Despite glitches that caused the site to crash intermittently, the state’s new health care exchange website sparked enormous interest on its first day, drawing some 10 million visits – far more than officials had anticipated.
Eric J. Snyder, a Brooklyn voter unhappy with what he sees as pro-casino advocacy in the state’s ballot language, is suing the Board of Elections in an attempt to stop a vote on changing the state constitution to expand casino gambling.
Snyder is asking the court to enjoin voting on the measure as long as it contains “advocating language,” the inclusion of which, he said, violated the board’s authority.
A constitutional amendment to raise the retirement age of Court of Appeals and state Supreme Court judges will also be on the ballot next month, and it has sparked some quiet controversy.
Beleaguered Metro-North riders will get some relief in the form of a credit for those using the New Haven line after a ConEd power outage severely disrupted service on the country’s busiest commuter rail line.

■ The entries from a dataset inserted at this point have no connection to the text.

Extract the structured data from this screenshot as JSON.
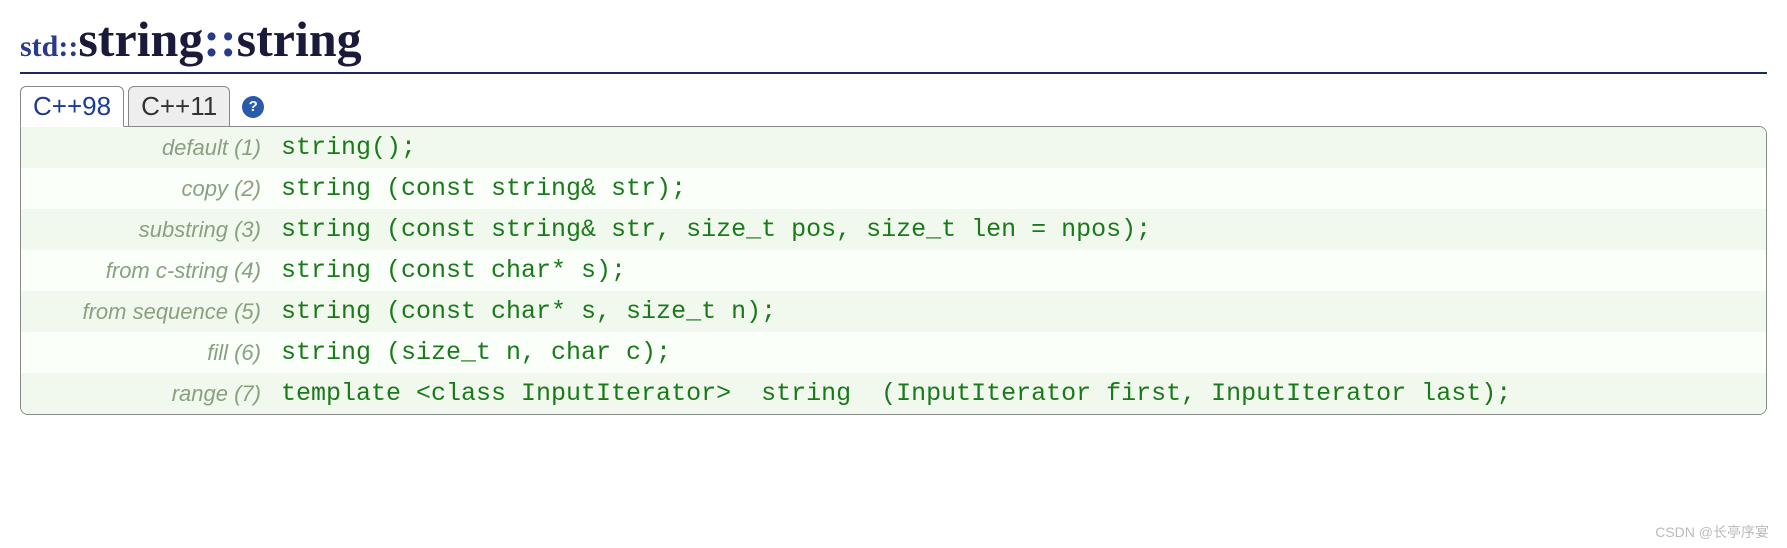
{
  "header": {
    "scope1": "std::",
    "name1": "string",
    "scope2": "::",
    "name2": "string"
  },
  "tabs": {
    "tab1": "C++98",
    "tab2": "C++11",
    "help": "?"
  },
  "signatures": [
    {
      "label": "default (1)",
      "code": "string();"
    },
    {
      "label": "copy (2)",
      "code": "string (const string& str);"
    },
    {
      "label": "substring (3)",
      "code": "string (const string& str, size_t pos, size_t len = npos);"
    },
    {
      "label": "from c-string (4)",
      "code": "string (const char* s);"
    },
    {
      "label": "from sequence (5)",
      "code": "string (const char* s, size_t n);"
    },
    {
      "label": "fill (6)",
      "code": "string (size_t n, char c);"
    },
    {
      "label": "range (7)",
      "code": "template <class InputIterator>  string  (InputIterator first, InputIterator last);"
    }
  ],
  "watermark": "CSDN @长亭序宴"
}
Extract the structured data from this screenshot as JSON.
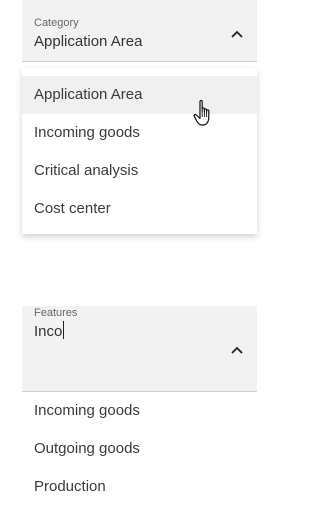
{
  "dropdown1": {
    "label": "Category",
    "value": "Application Area",
    "options": [
      "Application Area",
      "Incoming goods",
      "Critical analysis",
      "Cost center"
    ]
  },
  "dropdown2": {
    "label": "Features",
    "input_value": "Inco",
    "options": [
      "Incoming goods",
      "Outgoing goods",
      "Production"
    ]
  },
  "icons": {
    "chevron": "chevron-up-icon",
    "cursor": "hand-pointer-cursor-icon"
  }
}
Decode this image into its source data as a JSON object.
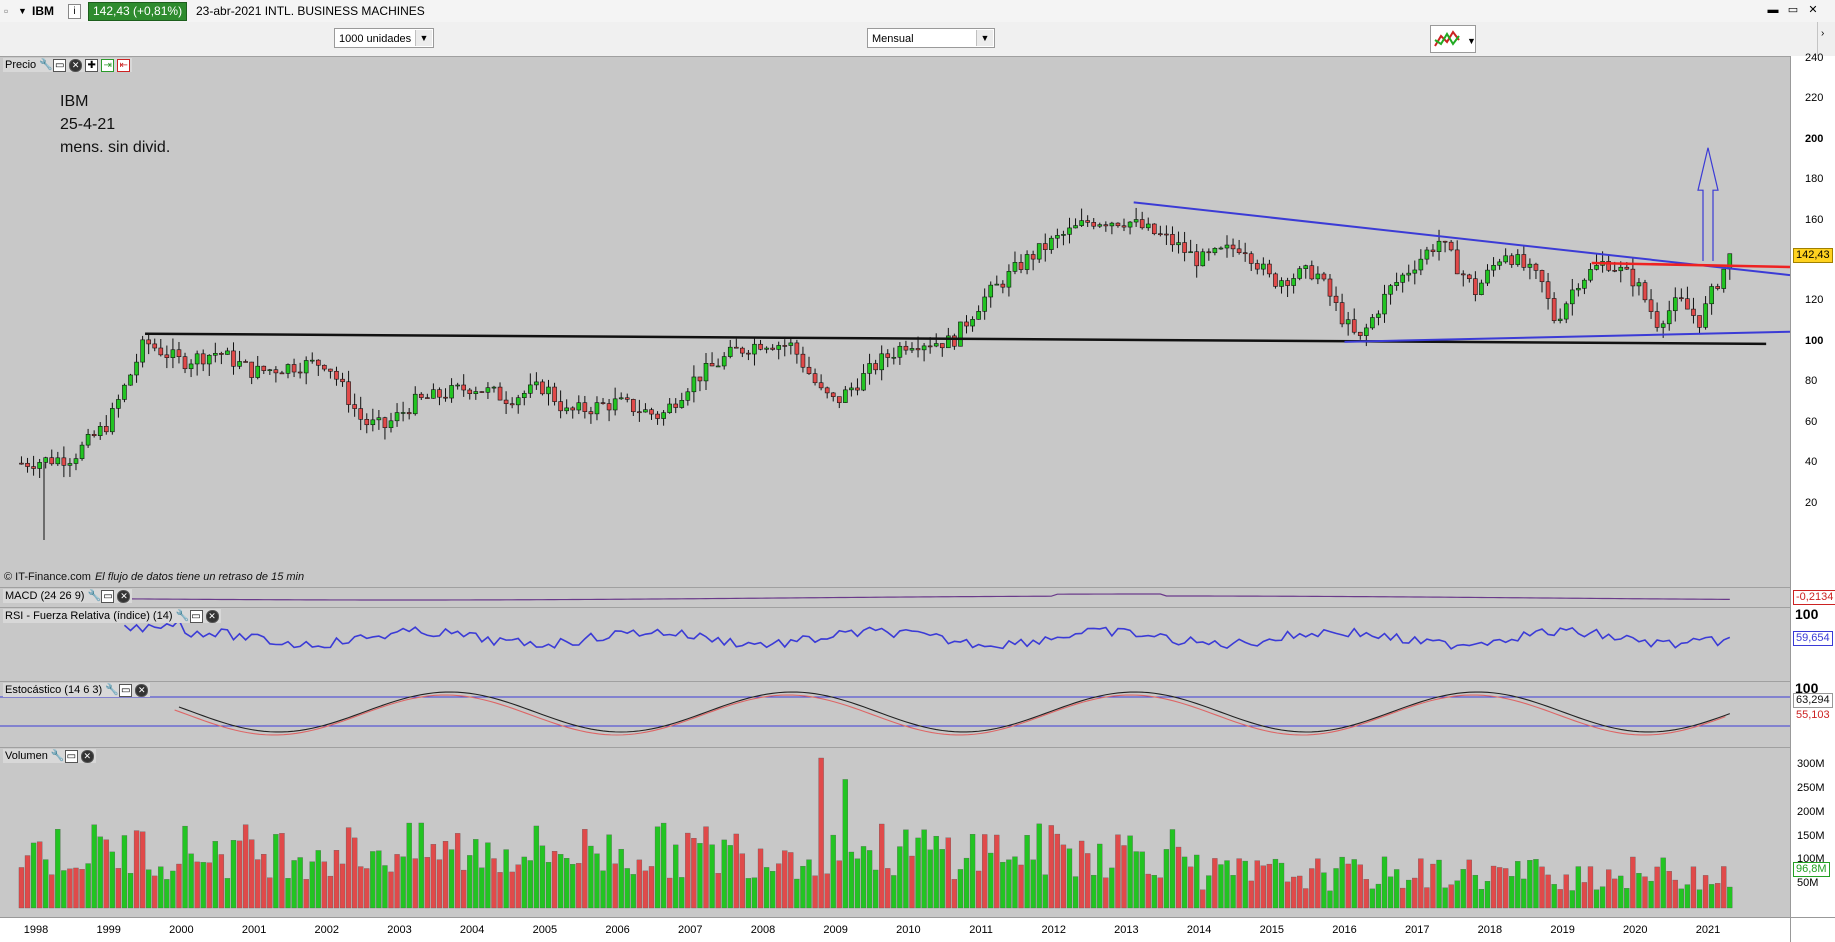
{
  "topbar": {
    "symbol": "IBM",
    "info_icon": "i",
    "price_change": "142,43 (+0,81%)",
    "date_name": "23-abr-2021 INTL. BUSINESS MACHINES",
    "win_buttons": [
      "▬",
      "▭",
      "✕"
    ]
  },
  "toolbar": {
    "units_select": "1000 unidades",
    "period_select": "Mensual"
  },
  "price_pane": {
    "title": "Precio",
    "annotation": [
      "IBM",
      "25-4-21",
      "mens. sin divid."
    ],
    "credit": "© IT-Finance.com",
    "credit_note": "El flujo de datos tiene un retraso de 15 min",
    "axis_ticks": [
      "240",
      "220",
      "200",
      "180",
      "160",
      "140",
      "120",
      "100",
      "80",
      "60",
      "40",
      "20"
    ],
    "last_price_tag": "142,43"
  },
  "macd_pane": {
    "title": "MACD (24 26 9)",
    "tag": "-0,2134"
  },
  "rsi_pane": {
    "title": "RSI - Fuerza Relativa (índice) (14)",
    "axis_top": "100",
    "tag": "59,654"
  },
  "stoch_pane": {
    "title": "Estocástico (14 6 3)",
    "axis_top": "100",
    "tag1": "63,294",
    "tag2": "55,103"
  },
  "volume_pane": {
    "title": "Volumen",
    "axis_ticks": [
      "300M",
      "250M",
      "200M",
      "150M",
      "100M",
      "50M"
    ],
    "tag": "96,8M"
  },
  "x_axis_years": [
    "1998",
    "1999",
    "2000",
    "2001",
    "2002",
    "2003",
    "2004",
    "2005",
    "2006",
    "2007",
    "2008",
    "2009",
    "2010",
    "2011",
    "2012",
    "2013",
    "2014",
    "2015",
    "2016",
    "2017",
    "2018",
    "2019",
    "2020",
    "2021"
  ],
  "colors": {
    "up": "#22c422",
    "down": "#e04a4a",
    "blue_line": "#3b3bd6",
    "red_line": "#ee2222",
    "pane_bg": "#c8c8c8"
  }
}
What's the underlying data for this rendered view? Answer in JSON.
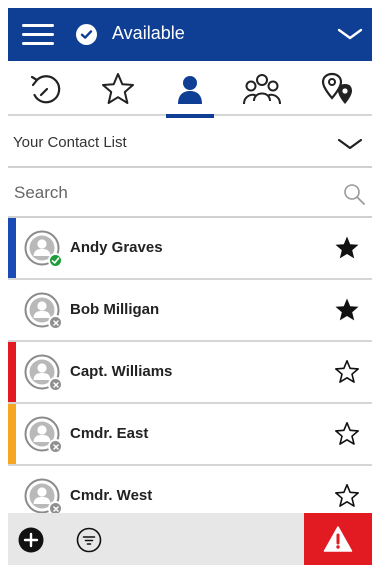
{
  "header": {
    "status_label": "Available",
    "menu_icon": "hamburger-menu-icon",
    "status_icon": "check-circle-icon",
    "expand_icon": "chevron-down-icon",
    "background_color": "#0e3f95"
  },
  "tabs": [
    {
      "name": "recent",
      "icon": "history-icon",
      "active": false
    },
    {
      "name": "favorites",
      "icon": "star-outline-icon",
      "active": false
    },
    {
      "name": "contacts",
      "icon": "person-icon",
      "active": true
    },
    {
      "name": "groups",
      "icon": "group-icon",
      "active": false
    },
    {
      "name": "locations",
      "icon": "map-pins-icon",
      "active": false
    }
  ],
  "list_selector": {
    "label": "Your Contact List",
    "icon": "chevron-down-icon"
  },
  "search": {
    "placeholder": "Search",
    "value": "",
    "icon": "search-icon"
  },
  "contacts": [
    {
      "name": "Andy Graves",
      "presence": "online",
      "favorite": true,
      "stripe_color": "#1a4bb4"
    },
    {
      "name": "Bob Milligan",
      "presence": "offline",
      "favorite": true,
      "stripe_color": ""
    },
    {
      "name": "Capt. Williams",
      "presence": "offline",
      "favorite": false,
      "stripe_color": "#e21b23"
    },
    {
      "name": "Cmdr. East",
      "presence": "offline",
      "favorite": false,
      "stripe_color": "#f5a623"
    },
    {
      "name": "Cmdr. West",
      "presence": "offline",
      "favorite": false,
      "stripe_color": ""
    }
  ],
  "bottom_bar": {
    "add_icon": "plus-circle-icon",
    "filter_icon": "filter-icon",
    "alert_icon": "warning-triangle-icon",
    "alert_color": "#e21b23"
  }
}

Powerful lawmakers who warn Cuomo’s mega-plan to replace the Tappan Zee Bridge north of New York City could drastically increase tolls on the bridge and on the statewide Thruway are seeking to head off big toll hikes now.
This year’s re-match between former Nassau County Executive Tom Suozzi and the man who ousted him in 2009, Republican Ed Mangano, might be “the canary in the coal mine” for national politics in 2014 and 2016.
The abrupt closure of local access lanes to the George Washington Bridge last month triggered a pointed private response from Pat Foye, the executive director of the Port Authority of New York and New Jersey, who said the move likely broke state and federal laws and could have caused deaths because of snarled traffic.
Lawyers are asking U.S. District Court Judge Jed S. Rakoff for $3,093,223 for representing six defendants who were held after their prison terms expired under a Pataki administration initiative to keep violent sexual predators off the streets.
AG Eric Schneiderman will announce today both an agreement with Bank of America Corp. and a lawsuit against Wells Fargo & Co. over alleged violations of a $25 billion mortgage settlement reached last year.
New York is looking into creating its first statewide early warning system for tornados.